My little joint stays swollen, so the doctor orders an MRI today.
Stripped down, wrapped in warm blankets, and encased in strange foam to hold me in place, I enter the dark tunnel.
The MRI, I’m told by a technician who smiles kindly, will take one hour.
One hour? What will I do for one hour inside that machine? And I just finished two cups of coffee! “You’re kidding, right?” I say and give the technician a wide smile. “I thought this thing takes a couple of minutes. And it’s just this little finger,” I remind him and wiggle it in front of him.
“No. It takes an hour,” he confirms.
I think of what I could accomplish in one hour. What a waste!

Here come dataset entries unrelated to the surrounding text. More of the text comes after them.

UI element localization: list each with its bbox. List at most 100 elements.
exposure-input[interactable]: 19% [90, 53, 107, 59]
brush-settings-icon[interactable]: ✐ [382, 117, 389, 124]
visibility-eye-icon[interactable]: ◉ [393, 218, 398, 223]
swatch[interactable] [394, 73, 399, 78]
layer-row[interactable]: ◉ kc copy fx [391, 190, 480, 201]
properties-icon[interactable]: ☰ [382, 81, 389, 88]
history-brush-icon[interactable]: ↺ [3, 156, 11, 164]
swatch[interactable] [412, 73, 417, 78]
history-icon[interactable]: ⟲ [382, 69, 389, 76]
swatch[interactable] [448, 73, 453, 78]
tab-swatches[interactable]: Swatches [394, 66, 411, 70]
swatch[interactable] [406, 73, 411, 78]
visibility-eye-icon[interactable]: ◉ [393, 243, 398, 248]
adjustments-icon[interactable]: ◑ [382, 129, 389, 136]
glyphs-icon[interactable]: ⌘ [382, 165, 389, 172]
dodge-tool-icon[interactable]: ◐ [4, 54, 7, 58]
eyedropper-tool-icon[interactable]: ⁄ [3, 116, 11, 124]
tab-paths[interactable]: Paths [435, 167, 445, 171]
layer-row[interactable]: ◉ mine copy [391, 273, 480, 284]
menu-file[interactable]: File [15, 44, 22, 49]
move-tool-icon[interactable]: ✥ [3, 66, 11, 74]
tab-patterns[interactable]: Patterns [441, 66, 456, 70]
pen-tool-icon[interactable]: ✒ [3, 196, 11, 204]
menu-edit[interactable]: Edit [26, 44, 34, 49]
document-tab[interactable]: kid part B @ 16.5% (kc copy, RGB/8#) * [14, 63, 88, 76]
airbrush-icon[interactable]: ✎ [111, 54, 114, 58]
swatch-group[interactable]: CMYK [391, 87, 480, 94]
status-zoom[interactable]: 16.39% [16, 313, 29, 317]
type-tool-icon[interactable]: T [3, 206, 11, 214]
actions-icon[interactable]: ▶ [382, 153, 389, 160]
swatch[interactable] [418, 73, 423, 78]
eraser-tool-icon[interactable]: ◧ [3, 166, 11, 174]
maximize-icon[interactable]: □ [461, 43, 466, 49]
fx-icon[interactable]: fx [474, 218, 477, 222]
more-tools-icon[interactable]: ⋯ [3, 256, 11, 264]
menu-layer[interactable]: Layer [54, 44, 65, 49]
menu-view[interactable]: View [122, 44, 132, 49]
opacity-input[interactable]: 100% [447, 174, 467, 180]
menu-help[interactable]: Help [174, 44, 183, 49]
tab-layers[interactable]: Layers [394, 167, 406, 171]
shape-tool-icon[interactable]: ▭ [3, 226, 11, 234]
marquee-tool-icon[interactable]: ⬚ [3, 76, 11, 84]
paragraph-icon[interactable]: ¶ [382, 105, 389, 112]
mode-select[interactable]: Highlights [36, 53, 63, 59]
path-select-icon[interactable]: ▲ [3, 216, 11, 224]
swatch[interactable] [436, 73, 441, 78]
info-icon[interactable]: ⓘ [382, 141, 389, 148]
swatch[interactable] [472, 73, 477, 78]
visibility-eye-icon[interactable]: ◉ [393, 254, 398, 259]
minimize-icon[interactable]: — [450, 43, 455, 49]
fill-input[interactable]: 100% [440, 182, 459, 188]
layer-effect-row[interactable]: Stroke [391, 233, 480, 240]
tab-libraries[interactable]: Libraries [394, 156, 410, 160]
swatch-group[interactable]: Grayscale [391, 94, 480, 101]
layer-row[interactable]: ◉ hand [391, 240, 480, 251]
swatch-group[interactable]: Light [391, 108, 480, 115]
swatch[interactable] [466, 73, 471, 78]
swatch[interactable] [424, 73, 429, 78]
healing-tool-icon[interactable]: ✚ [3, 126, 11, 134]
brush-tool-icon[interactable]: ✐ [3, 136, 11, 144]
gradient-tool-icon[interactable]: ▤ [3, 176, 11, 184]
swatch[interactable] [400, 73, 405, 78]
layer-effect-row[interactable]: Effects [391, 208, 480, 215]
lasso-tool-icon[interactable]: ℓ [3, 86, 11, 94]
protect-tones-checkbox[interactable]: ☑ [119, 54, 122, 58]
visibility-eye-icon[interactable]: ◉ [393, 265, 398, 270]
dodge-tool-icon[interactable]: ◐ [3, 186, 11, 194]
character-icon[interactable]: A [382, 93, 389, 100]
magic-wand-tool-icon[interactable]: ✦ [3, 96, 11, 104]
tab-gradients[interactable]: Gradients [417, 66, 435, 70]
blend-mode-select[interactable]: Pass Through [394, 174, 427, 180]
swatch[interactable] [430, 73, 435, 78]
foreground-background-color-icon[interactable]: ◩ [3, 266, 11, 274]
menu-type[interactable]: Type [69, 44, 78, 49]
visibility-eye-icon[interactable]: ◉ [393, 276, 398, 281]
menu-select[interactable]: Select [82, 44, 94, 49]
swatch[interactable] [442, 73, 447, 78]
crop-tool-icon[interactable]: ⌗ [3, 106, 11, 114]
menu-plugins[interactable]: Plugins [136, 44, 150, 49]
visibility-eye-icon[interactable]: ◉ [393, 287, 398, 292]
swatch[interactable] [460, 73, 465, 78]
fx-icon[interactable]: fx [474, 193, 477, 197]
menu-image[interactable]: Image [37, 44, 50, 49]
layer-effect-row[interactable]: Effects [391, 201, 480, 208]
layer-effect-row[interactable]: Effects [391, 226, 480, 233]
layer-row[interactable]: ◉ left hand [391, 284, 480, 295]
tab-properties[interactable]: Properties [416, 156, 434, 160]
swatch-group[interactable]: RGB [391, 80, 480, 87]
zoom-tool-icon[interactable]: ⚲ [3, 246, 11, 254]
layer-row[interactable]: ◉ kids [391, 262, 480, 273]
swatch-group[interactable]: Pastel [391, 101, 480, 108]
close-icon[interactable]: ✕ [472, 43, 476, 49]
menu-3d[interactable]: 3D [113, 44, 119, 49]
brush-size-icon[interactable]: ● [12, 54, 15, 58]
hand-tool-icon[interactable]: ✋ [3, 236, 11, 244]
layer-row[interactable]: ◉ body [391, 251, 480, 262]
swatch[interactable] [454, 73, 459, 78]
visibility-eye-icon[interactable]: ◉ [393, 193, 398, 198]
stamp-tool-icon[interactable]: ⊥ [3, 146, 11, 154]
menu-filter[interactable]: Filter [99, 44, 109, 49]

They put earphones on my head to pipe in music of my choice, but the channel turns to static (just my luck!). The machine growls and grunts at 2 minute intervals, and I feel like I’m being launched into space.
When I tell my body to stay still, it responds with twitches. When I tell my hand to just calm down, it won’t.
The command to be still challenges me to the very ligaments and tendons of my being.
Finally, I relax. Without distraction, I visualize each member of my family and pray for them by name. I pray for my neighbors. I pray for myself. I start worshiping God in this bizarre place. Suddenly, I’m having the kind of conversation with God I’ve been longing for, and it took me being practically mummified to hold me still long enough to face him.
An hour passes, and they come and pull me out, unwrap me, and release me back to my life. Within minutes, I’m driving in traffic I can hardly navigate. It’s all frenzy and lights: cell phone ringing, clocks flashing, and bodies moving. I can’t think straight.
All I want to do is go home to my bed, wrap myself in blankets, and get back to that space where I learned to be still.
Journal: When was I really still today?